The square plan house is encompassed on all four sides by a 12-foot wide colossal pillared gallery, which provides for a first and second-story veranda. The plan on both floors consists of a 12-foot wide central hall running north- south, with three rooms on each side. Access from the first floor through to the attic is provided by a graceful oval-shaped staircase which is set in a large curved alcove off the rear of the hall, The two main parlors, which occur east of the hall, are connected by means of sliding doors. Ceilings are 14 feet high on the ground floor and 12½ feet high upstairs.
The walls, pillars, and foundations are of brick with a heavy cypress pegged timber roof framing which supports the shallow pyramid roof.
The exterior is characterized by extreme simplicity and massiveness. The block of the house is surrounded by 28 stuccoed pillars three feet square, with molded capitals formed of corbeled brick. The pillars are surmounted by a thick wooden entablature whose main characteristics are visual weight, flatness, and lack of ornamentation.

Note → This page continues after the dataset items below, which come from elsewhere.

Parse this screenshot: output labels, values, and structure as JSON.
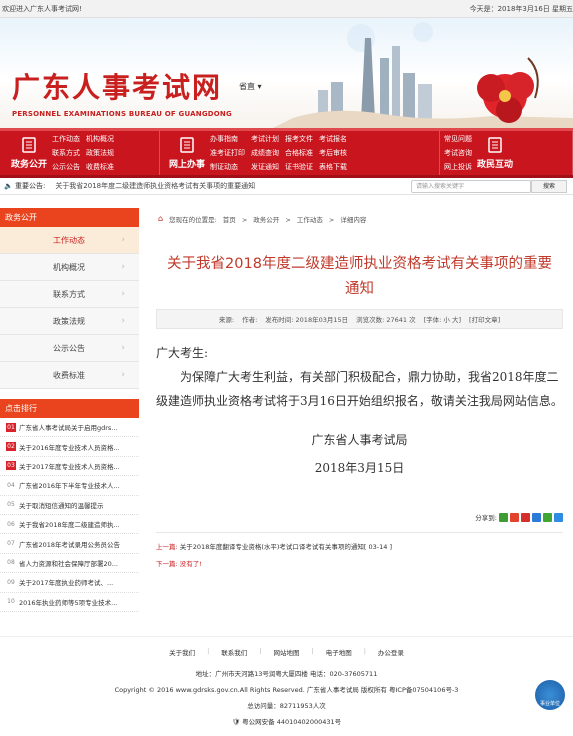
{
  "topbar": {
    "welcome": "欢迎进入广东人事考试网!",
    "date": "今天是：2018年3月16日 星期五"
  },
  "header": {
    "logo_cn": "广东人事考试网",
    "logo_en": "PERSONNEL EXAMINATIONS BUREAU OF GUANGDONG",
    "province": "省直 ▾"
  },
  "nav": {
    "blocks": [
      {
        "head": "政务公开",
        "cols": [
          [
            "工作动态",
            "联系方式",
            "公示公告"
          ],
          [
            "机构概况",
            "政策法规",
            "收费标准"
          ]
        ]
      },
      {
        "head": "网上办事",
        "cols": [
          [
            "办事指南",
            "准考证打印",
            "制证动态"
          ],
          [
            "考试计划",
            "成绩查询",
            "发证通知"
          ],
          [
            "报考文件",
            "合格标准",
            "证书验证"
          ],
          [
            "考试报名",
            "考后审核",
            "表格下载"
          ]
        ]
      },
      {
        "head": "政民互动",
        "cols": [
          [
            "常见问题",
            "考试咨询",
            "网上投诉"
          ]
        ]
      }
    ]
  },
  "notice": {
    "label": "重要公告:",
    "text": "关于我省2018年度二级建造师执业资格考试有关事项的重要通知",
    "search_placeholder": "请输入搜索关键字",
    "search_button": "搜索"
  },
  "sidebar": {
    "title": "政务公开",
    "items": [
      "工作动态",
      "机构概况",
      "联系方式",
      "政策法规",
      "公示公告",
      "收费标准"
    ],
    "rank_title": "点击排行",
    "rank": [
      {
        "n": "01",
        "t": "广东省人事考试局关于启用gdrs..."
      },
      {
        "n": "02",
        "t": "关于2016年度专业技术人员资格..."
      },
      {
        "n": "03",
        "t": "关于2017年度专业技术人员资格..."
      },
      {
        "n": "04",
        "t": "广东省2016年下半年专业技术人..."
      },
      {
        "n": "05",
        "t": "关于取消短信通知的温馨提示"
      },
      {
        "n": "06",
        "t": "关于我省2018年度二级建造师执..."
      },
      {
        "n": "07",
        "t": "广东省2018年考试录用公务员公告"
      },
      {
        "n": "08",
        "t": "省人力资源和社会保障厅部署20..."
      },
      {
        "n": "09",
        "t": "关于2017年度执业药师考试、..."
      },
      {
        "n": "10",
        "t": "2016年执业药师等5项专业技术..."
      }
    ]
  },
  "breadcrumb": {
    "prefix": "您现在的位置是:",
    "items": [
      "首页",
      "政务公开",
      "工作动态",
      "详细内容"
    ]
  },
  "article": {
    "title": "关于我省2018年度二级建造师执业资格考试有关事项的重要通知",
    "meta": {
      "source": "来源:",
      "author": "作者:",
      "time": "发布时间: 2018年03月15日",
      "views": "浏览次数: 27641 次",
      "font": "[字体: 小 大]",
      "print": "[打印文章]"
    },
    "greeting": "广大考生:",
    "para": "为保障广大考生利益，有关部门积极配合，鼎力协助，我省2018年度二级建造师执业资格考试将于3月16日开始组织报名，敬请关注我局网站信息。",
    "org": "广东省人事考试局",
    "date": "2018年3月15日",
    "share": "分享到:",
    "prev_label": "上一篇:",
    "prev": "关于2018年度翻译专业资格(水平)考试口译考试有关事项的通知[ 03-14 ]",
    "next_label": "下一篇:",
    "next": "没有了!"
  },
  "footer": {
    "links": [
      "关于我们",
      "联系我们",
      "网站地图",
      "电子地图",
      "办公登录"
    ],
    "address": "地址：广州市天河路13号润粤大厦四楼 电话：020-37605711",
    "copyright": "Copyright © 2016 www.gdrsks.gov.cn.All Rights Reserved. 广东省人事考试局 版权所有 粤ICP备07504106号-3",
    "visits": "总访问量：82711953人次",
    "police": "粤公网安备 44010402000431号",
    "badge": "事业单位"
  },
  "colors": {
    "brand_red": "#c9151e",
    "accent_orange": "#e9441d",
    "title_red": "#c0392b"
  }
}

The flat unornamented architrave is differentiated from the frieze by a row of dentils. The frieze is surmounted by a heavily molded cornice with a row of small dentils. The underside of the architrave is treated with wood coffers, which occur between the pillars. Windows, which reach to the floor and recede into the upper walls, are cut sharply into the scored stucco without molding. Shutters are mainly original with fixed louvers. Front and rear doors on both levels are treated with heavy aedicule motifs with Doric pilasters, transoms, and sidelights. Doors are heavy with one huge panel encompassing the entire door. The interiors have suffered considerably from neglect, vandalism, and use of the house by various film companies. None of the mantels remain, and floors on the first floor have been removed, though the floor in the hall has been replaced. Interior doors consist of one large panel and doorways are in heavy holder molded frames. Ground floor rooms have heavy denticular cornices. The double parlors each have ceilings consisting of a central acanthus leaf cluster surrounded by scroll patterns. Thirty-four acres encompass a park in which the mansion is set. This park includes the front lawn as well as treed land to the rear and sides which at one time were intended for gentlemen's recreation. There was, for example, a racetrack among the oaks to the rear of the house. This, however, has disappeared. Of the four structures that are in the area, three are rotted out and generally dilapidated beyond any hope of restoration. The caretaker's cottage, which is located about 200 feet to the rear of the mansion, is possibly old but much remodeled with new windows, new doors, and a new porch and with siding replaced in patches over the years.